UN chief condemns Sudan’s RSF, Britain to push for Security Council action

By Michelle Nichols

UNITED NATIONS (Reuters) – United Nations Secretary-General Antonio Guterres condemned on Friday reported attacks on civilians by Sudan’s paramilitary Rapid Support Forces as Britain said it would push for a U.N. Security Council resolution on the more than 18-month long conflict.

War erupted in mid-April 2023 from a power struggle between the Sudanese army and the paramilitary Rapid Support Forces ahead of a planned transition to civilian rule, and triggered the world’s largest displacement crisis. 

The current war has produced waves of ethnically driven violence blamed largely on the RSF. The RSF has allegedly killed at least 124 people in a village in El Gezira State last month, activists said, in one of the conflict’s deadliest incidents.

The RSF has accused the army of arming civilians in Gezira. The RSF has previously denied harming civilians in Sudan and attributed the activity to rogue actors.

Guterres was appalled by “reports of large numbers of civilians being killed, detained and displaced, acts of sexual violence against women and girls, the looting of homes and markets and the burning of farms,” said a U.N. spokesperson.
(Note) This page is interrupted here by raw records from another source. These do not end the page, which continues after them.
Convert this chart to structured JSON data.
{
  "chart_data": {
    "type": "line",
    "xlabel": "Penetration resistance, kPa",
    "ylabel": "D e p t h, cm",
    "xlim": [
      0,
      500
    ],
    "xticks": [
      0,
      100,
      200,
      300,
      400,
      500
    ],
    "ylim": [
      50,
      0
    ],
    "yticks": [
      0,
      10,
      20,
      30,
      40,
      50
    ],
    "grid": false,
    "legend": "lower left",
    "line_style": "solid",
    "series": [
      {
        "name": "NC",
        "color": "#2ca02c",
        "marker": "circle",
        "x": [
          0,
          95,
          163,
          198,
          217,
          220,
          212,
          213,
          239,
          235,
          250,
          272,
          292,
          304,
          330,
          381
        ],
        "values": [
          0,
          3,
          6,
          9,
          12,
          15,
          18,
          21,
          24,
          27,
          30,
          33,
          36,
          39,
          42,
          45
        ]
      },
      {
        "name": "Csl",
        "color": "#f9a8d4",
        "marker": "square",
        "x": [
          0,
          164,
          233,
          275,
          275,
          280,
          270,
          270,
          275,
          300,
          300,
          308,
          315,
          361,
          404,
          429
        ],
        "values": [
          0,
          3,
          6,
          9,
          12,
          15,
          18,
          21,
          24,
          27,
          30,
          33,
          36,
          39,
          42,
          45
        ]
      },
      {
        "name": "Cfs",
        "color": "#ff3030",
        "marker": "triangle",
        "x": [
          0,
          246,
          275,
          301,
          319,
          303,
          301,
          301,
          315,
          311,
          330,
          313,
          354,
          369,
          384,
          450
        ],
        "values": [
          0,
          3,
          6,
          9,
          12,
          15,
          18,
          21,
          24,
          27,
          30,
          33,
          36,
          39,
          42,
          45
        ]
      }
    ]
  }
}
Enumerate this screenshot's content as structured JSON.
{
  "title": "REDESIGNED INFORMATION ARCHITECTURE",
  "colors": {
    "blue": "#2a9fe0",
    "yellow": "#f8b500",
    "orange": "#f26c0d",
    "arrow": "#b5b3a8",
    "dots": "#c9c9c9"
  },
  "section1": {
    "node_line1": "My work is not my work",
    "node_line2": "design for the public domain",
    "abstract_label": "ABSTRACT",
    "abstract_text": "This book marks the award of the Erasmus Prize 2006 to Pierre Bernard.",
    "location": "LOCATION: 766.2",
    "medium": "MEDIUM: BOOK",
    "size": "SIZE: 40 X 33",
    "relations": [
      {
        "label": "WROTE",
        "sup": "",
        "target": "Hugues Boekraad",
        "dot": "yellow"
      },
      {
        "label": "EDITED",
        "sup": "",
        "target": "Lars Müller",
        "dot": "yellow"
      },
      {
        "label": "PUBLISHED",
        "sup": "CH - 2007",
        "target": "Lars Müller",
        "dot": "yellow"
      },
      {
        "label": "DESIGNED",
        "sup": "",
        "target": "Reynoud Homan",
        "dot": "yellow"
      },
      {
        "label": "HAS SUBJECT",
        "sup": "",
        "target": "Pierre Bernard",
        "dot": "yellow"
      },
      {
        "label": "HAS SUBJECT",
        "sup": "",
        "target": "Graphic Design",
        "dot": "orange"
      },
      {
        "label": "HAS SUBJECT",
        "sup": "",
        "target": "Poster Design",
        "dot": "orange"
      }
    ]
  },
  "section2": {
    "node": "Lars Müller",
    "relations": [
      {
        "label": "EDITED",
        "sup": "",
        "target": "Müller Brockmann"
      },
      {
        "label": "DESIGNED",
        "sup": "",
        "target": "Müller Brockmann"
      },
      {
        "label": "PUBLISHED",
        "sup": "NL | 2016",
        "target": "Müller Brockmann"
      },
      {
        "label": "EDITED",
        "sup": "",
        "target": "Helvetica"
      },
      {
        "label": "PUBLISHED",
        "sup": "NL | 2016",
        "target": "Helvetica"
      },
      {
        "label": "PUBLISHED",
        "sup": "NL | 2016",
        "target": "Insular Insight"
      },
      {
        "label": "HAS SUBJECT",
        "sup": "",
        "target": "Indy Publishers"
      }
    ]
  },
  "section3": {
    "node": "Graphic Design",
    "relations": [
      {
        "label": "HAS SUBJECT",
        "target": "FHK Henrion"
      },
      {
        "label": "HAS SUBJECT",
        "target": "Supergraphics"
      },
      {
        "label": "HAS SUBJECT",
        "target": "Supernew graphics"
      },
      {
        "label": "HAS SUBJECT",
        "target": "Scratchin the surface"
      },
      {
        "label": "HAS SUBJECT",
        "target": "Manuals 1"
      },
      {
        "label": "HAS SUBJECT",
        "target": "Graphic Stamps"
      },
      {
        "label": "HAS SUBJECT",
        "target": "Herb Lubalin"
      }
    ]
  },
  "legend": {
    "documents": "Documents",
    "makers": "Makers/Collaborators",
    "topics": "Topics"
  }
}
“Such acts may constitute serious violations of international humanitarian law and human rights law. Perpetrators of such serious violations must be held accountable,” U.N. spokesperson Stephane Dujarric said.
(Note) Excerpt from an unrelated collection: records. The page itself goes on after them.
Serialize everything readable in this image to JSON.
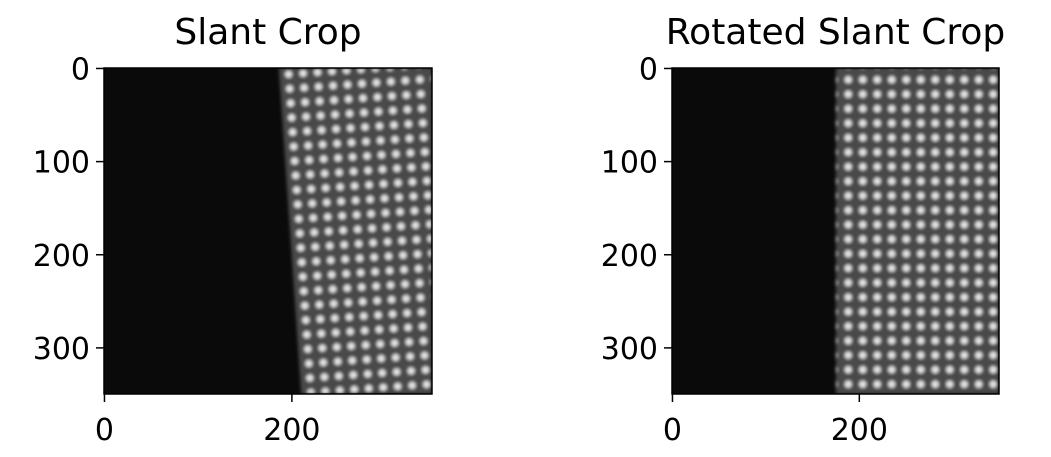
{
  "chart_data": [
    {
      "type": "image",
      "title": "Slant Crop",
      "xlim": [
        -0.5,
        349.5
      ],
      "ylim": [
        349.5,
        -0.5
      ],
      "xticks": [
        0,
        200
      ],
      "yticks": [
        0,
        100,
        200,
        300
      ]
    },
    {
      "type": "image",
      "title": "Rotated Slant Crop",
      "xlim": [
        -0.5,
        349.5
      ],
      "ylim": [
        349.5,
        -0.5
      ],
      "xticks": [
        0,
        200
      ],
      "yticks": [
        0,
        100,
        200,
        300
      ]
    }
  ]
}
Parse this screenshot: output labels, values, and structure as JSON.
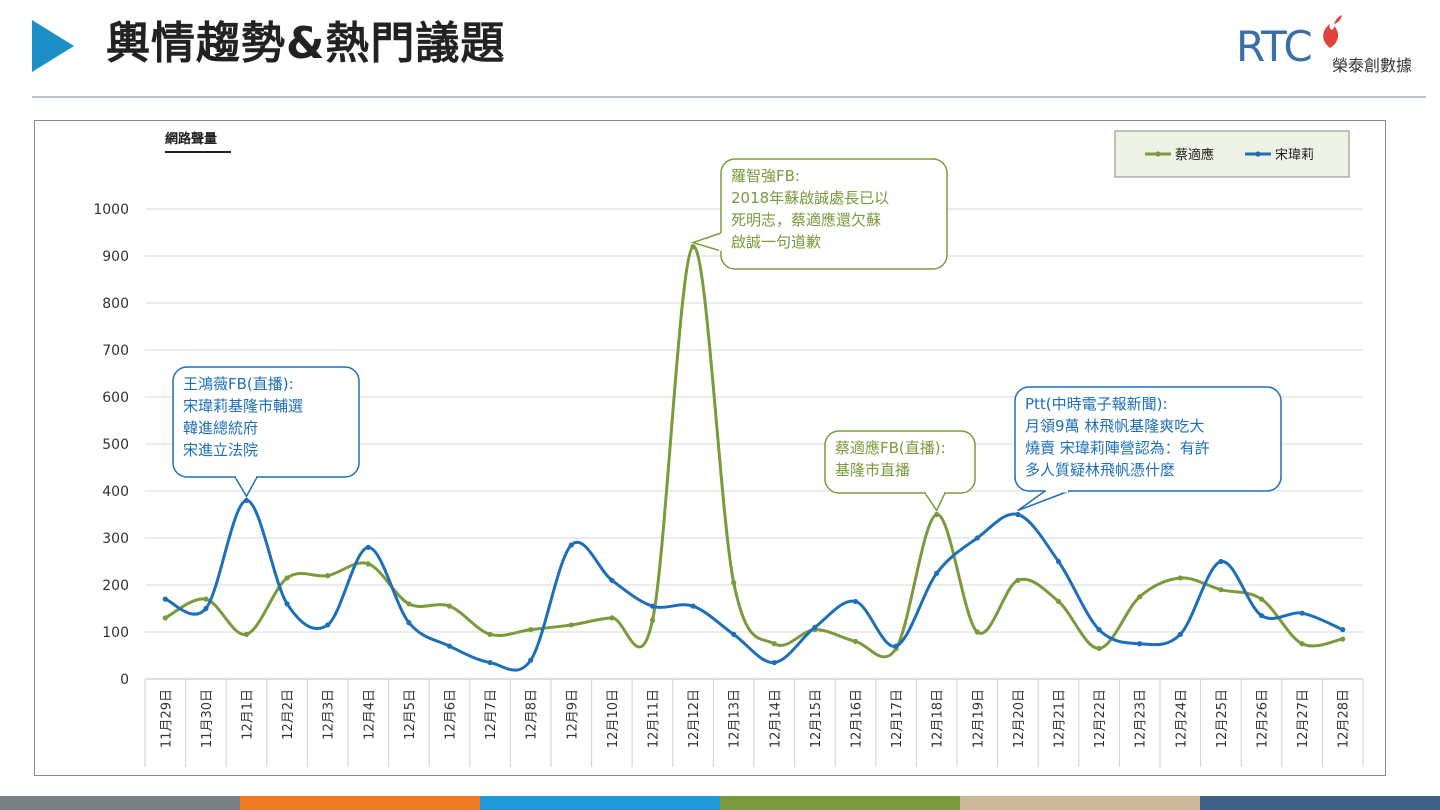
{
  "header": {
    "title": "輿情趨勢&熱門議題",
    "logo_letters": "RTC",
    "logo_sub": "榮泰創數據"
  },
  "colors": {
    "accent": "#1b8fc6",
    "series_green": "#7a9a3c",
    "series_blue": "#1e6fb8",
    "footer": [
      "#7b7f86",
      "#f07a22",
      "#1f9ad6",
      "#7a9a3c",
      "#c9b99a",
      "#3e5f86"
    ]
  },
  "chart_data": {
    "type": "line",
    "title": "網路聲量",
    "xlabel": "",
    "ylabel": "網路聲量",
    "ylim": [
      0,
      1000
    ],
    "yticks": [
      0,
      100,
      200,
      300,
      400,
      500,
      600,
      700,
      800,
      900,
      1000
    ],
    "categories": [
      "11月29日",
      "11月30日",
      "12月1日",
      "12月2日",
      "12月3日",
      "12月4日",
      "12月5日",
      "12月6日",
      "12月7日",
      "12月8日",
      "12月9日",
      "12月10日",
      "12月11日",
      "12月12日",
      "12月13日",
      "12月14日",
      "12月15日",
      "12月16日",
      "12月17日",
      "12月18日",
      "12月19日",
      "12月20日",
      "12月21日",
      "12月22日",
      "12月23日",
      "12月24日",
      "12月25日",
      "12月26日",
      "12月27日",
      "12月28日"
    ],
    "legend": [
      "蔡適應",
      "宋瑋莉"
    ],
    "legend_position": "top-right",
    "series": [
      {
        "name": "蔡適應",
        "color": "#7a9a3c",
        "values": [
          130,
          170,
          95,
          215,
          220,
          245,
          160,
          155,
          95,
          105,
          115,
          130,
          125,
          920,
          205,
          75,
          105,
          80,
          65,
          350,
          100,
          210,
          165,
          65,
          175,
          215,
          190,
          170,
          75,
          85
        ]
      },
      {
        "name": "宋瑋莉",
        "color": "#1e6fb8",
        "values": [
          170,
          150,
          380,
          160,
          115,
          280,
          120,
          70,
          35,
          40,
          285,
          210,
          155,
          155,
          95,
          35,
          110,
          165,
          70,
          225,
          300,
          350,
          250,
          105,
          75,
          95,
          250,
          135,
          140,
          105
        ]
      }
    ],
    "annotations": [
      {
        "name": "wang-hongwei",
        "series": 1,
        "index": 2,
        "color": "#1e6fb8",
        "lines": [
          "王鴻薇FB(直播):",
          "宋瑋莉基隆市輔選",
          "韓進總統府",
          "宋進立法院"
        ]
      },
      {
        "name": "luo-zhiqiang",
        "series": 0,
        "index": 13,
        "color": "#7a9a3c",
        "lines": [
          "羅智強FB:",
          "2018年蘇啟誠處長已以",
          "死明志，蔡適應還欠蘇",
          "啟誠一句道歉"
        ]
      },
      {
        "name": "cai-shiying",
        "series": 0,
        "index": 19,
        "color": "#7a9a3c",
        "lines": [
          "蔡適應FB(直播):",
          "基隆市直播"
        ]
      },
      {
        "name": "ptt-news",
        "series": 1,
        "index": 21,
        "color": "#1e6fb8",
        "lines": [
          "Ptt(中時電子報新聞):",
          "月領9萬 林飛帆基隆爽吃大",
          "燒賣 宋瑋莉陣營認為：有許",
          "多人質疑林飛帆憑什麼"
        ]
      }
    ]
  }
}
Britain, which assumed the presidency on Friday of the Security Council for November, said the 15-member body would meet on Sudan on Nov. 12 to discuss “scaling up aid delivery and ensuring greater protection of civilians by all sides.”

“We will be shortly introducing a draft Security Council resolution … to drive forward progress on this,” Britain’s U.N. Ambassador Barbara Woodward told a press conference.

She said the draft would focus on “developing a compliance mechanism for the warring parties commitments they made on the protection of civilians in Jeddah over a year ago in 2023 and ways to support mediation efforts to deliver a ceasefire, even if we start local ceasefires before moving to a national one.”

A resolution needs at least 9 votes in favor and no vetoes by the U.S., France, Britain, Russia or China to be adopted.

The move comes as a three-month approval given by Sudanese authorities for the U.N. and aid groups to use the Adre border crossing with Chad to reach Darfur with humanitarian assistance is due to expire in mid-November.

The Sudanese army-backed government is committed to facilitate aid deliveries across the country, including in areas controlled by the RSF, Sudan’s U.N. Ambassador Al-Harith Idriss Al-Harith Mohamed said on Monday.

Russia’s U.N. Ambassador Vassily Nebenzia said on Monday that it was up to the Sudanese government to decide on whether the Adre crossing would remain open beyond mid-November and that it would be “inappropriate to put pressure on” the government.

“We’re categorically opposed to the politicization of humanitarian assistance,” he said. “We believe that any humanitarian assistance should be conducted and delivered solely with the central authorities in the loop.”